There are a TON of things that you would need in order to get (3D accelerated) commercial games to work, and it's probably just not possible yet with the information we have on the PlayStation 4 AMD APU and other weird chipsets.
1. There is no 3D accelerator on the market that acts exactly like the PS4 APU - it is a heavily modified Jaguar+Radeon APU+chipset, with no 'on-die' north/southbridge, or IRC timing components you'd find in a normal PC (). You will have to be translating the weird GL / transfer operations from the game code into the emulated GPU, and then into something like native OpenGL on the host, which I don't think is fully understood yet. Assuming we even have fast enough memory/bus to "emulate" this process yet.

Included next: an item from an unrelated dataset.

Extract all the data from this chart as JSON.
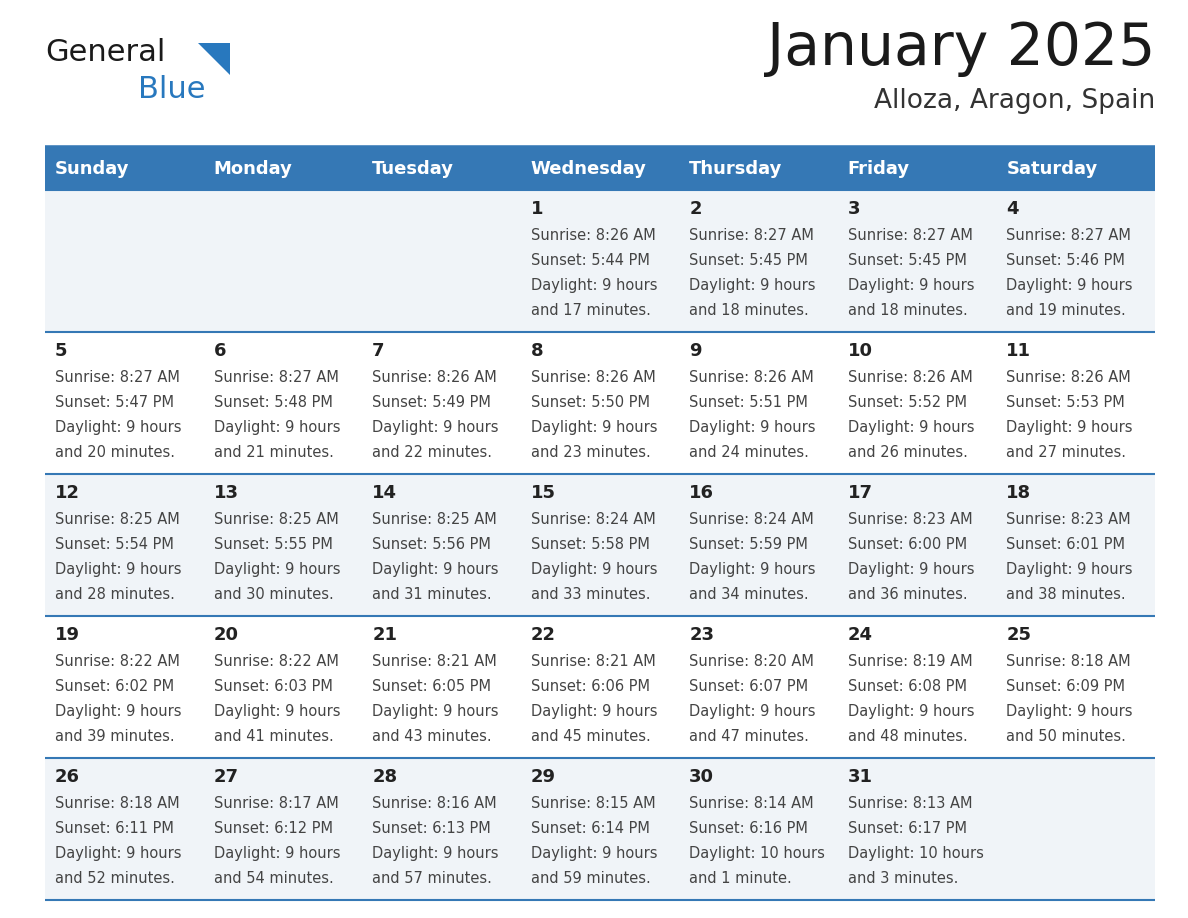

2. You'll to create a process that virutalises the weird IOMMU bridge between PCI-Express and the APU, which even the PS4 Linux developers do not fully understand ()

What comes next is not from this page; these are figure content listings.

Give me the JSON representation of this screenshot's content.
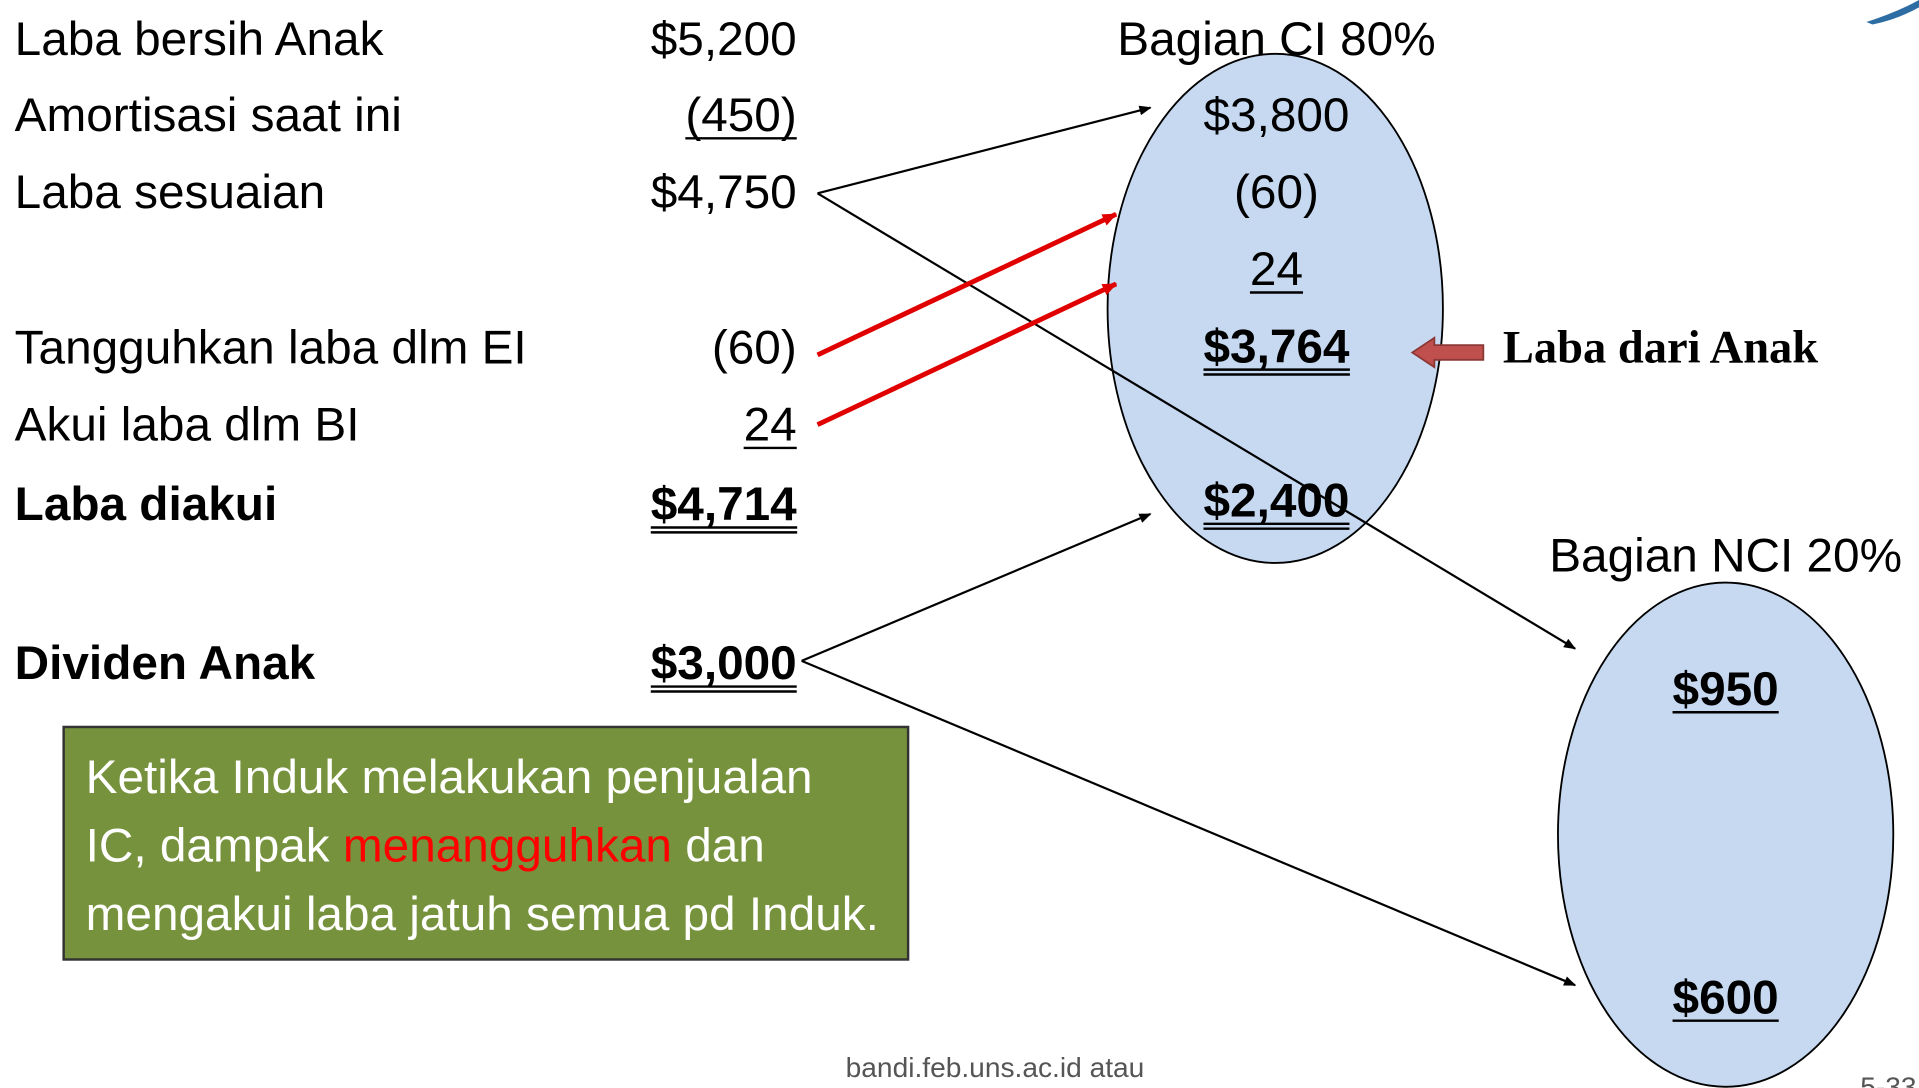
{
  "rows": [
    {
      "label": "Laba bersih Anak",
      "amount": "$5,200",
      "underline": 0,
      "bold": false
    },
    {
      "label": "Amortisasi saat ini",
      "amount": "(450)",
      "underline": 1,
      "bold": false
    },
    {
      "label": "Laba sesuaian",
      "amount": "$4,750",
      "underline": 0,
      "bold": false
    },
    {
      "label": "Tangguhkan laba dlm EI",
      "amount": "(60)",
      "underline": 0,
      "bold": false
    },
    {
      "label": "Akui laba dlm BI",
      "amount": "24",
      "underline": 1,
      "bold": false
    },
    {
      "label": "Laba diakui",
      "amount": "$4,714",
      "underline": 2,
      "bold": true
    },
    {
      "label": "Dividen Anak",
      "amount": "$3,000",
      "underline": 2,
      "bold": true
    }
  ],
  "ci": {
    "title": "Bagian CI 80%",
    "items": [
      {
        "text": "$3,800",
        "underline": 0,
        "bold": false
      },
      {
        "text": "(60)",
        "underline": 0,
        "bold": false
      },
      {
        "text": "24",
        "underline": 1,
        "bold": false
      },
      {
        "text": "$3,764",
        "underline": 2,
        "bold": true
      },
      {
        "text": "$2,400",
        "underline": 2,
        "bold": true
      }
    ]
  },
  "nci": {
    "title": "Bagian NCI 20%",
    "items": [
      {
        "text": "$950",
        "underline": 1,
        "bold": true
      },
      {
        "text": "$600",
        "underline": 1,
        "bold": true
      }
    ]
  },
  "callout": "Laba dari Anak",
  "note": {
    "line1": "Ketika Induk melakukan penjualan",
    "line2_start": "IC, dampak",
    "line2_highlight": "menangguhkan",
    "line2_end": "dan",
    "line3": "mengakui laba jatuh semua pd Induk."
  },
  "footer": "bandi.feb.uns.ac.id atau",
  "page_number": "5-33"
}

3. There are the "Onion" and "Garlic" buses between the memory and the GPU which are non-standard and operate at something stupid like 180gibs. There is nothing that fast yet on x86-xx commercial PCs - you'd probably have to scrape and load most of the required graphic assets, for the specific scene, into memory, of which most people/devices won't have enough.
4. Security. Running straight from an unmodified PS4 ISO is probably impossible - there's a lot going on here. There is a security co-processor on the APU die that is not fully understood yet. The game is expecting when it "asks" to execute something, that the Orbis OS is going to facilitate decrypting and verifying the binary (or section thereof), and then jumping to it. You can decrypt the whole ISO, but then you are going to need to patch on-the-fly all of these checks, such that the game believes it is running on real hardware, and running correctly. This is not easy and takes years to even get some kind of display on the screen. You will also be having to manage writeable or executable pages in the same way that the PS4 does, which is likely to also be extremely custom and emulating it will drop performance. If you want to do this 'natively', you would probably be designing your emulator to just ignore this, however most modern OS will not allow it - so to even get the emulator to run, you'd be asking users to disable OS security features which might not even be possible.
5. The OS and subsystems. The game executable is going to be constantly trying to read license info and anti-piracy, PSN connection, friends list, identity, sockets, devices, other stuff. You have to trap and emulate returns for all of this, and reversing these calls is mostly just trial and error with lots of luck mixed in.
6. Instruction set. The PS4 is a "off shelf" (in quotes) AMD Jaguar CPU, but there is bound to be a bunch of extra instructions that Sony asked for, probably for performance and security functions, that will just lob illegal_instruction exceptions and catch fire. You'd need to patch all of these out on-the-fly with equivalent routines; this may DUNK performance as well, depending on what else is going on.
If you have never written an actual "emulator" of anything before, definitely start with trying to emulate some pico gpio processor, not a massive commercial game console on which thousands of people spent years producing.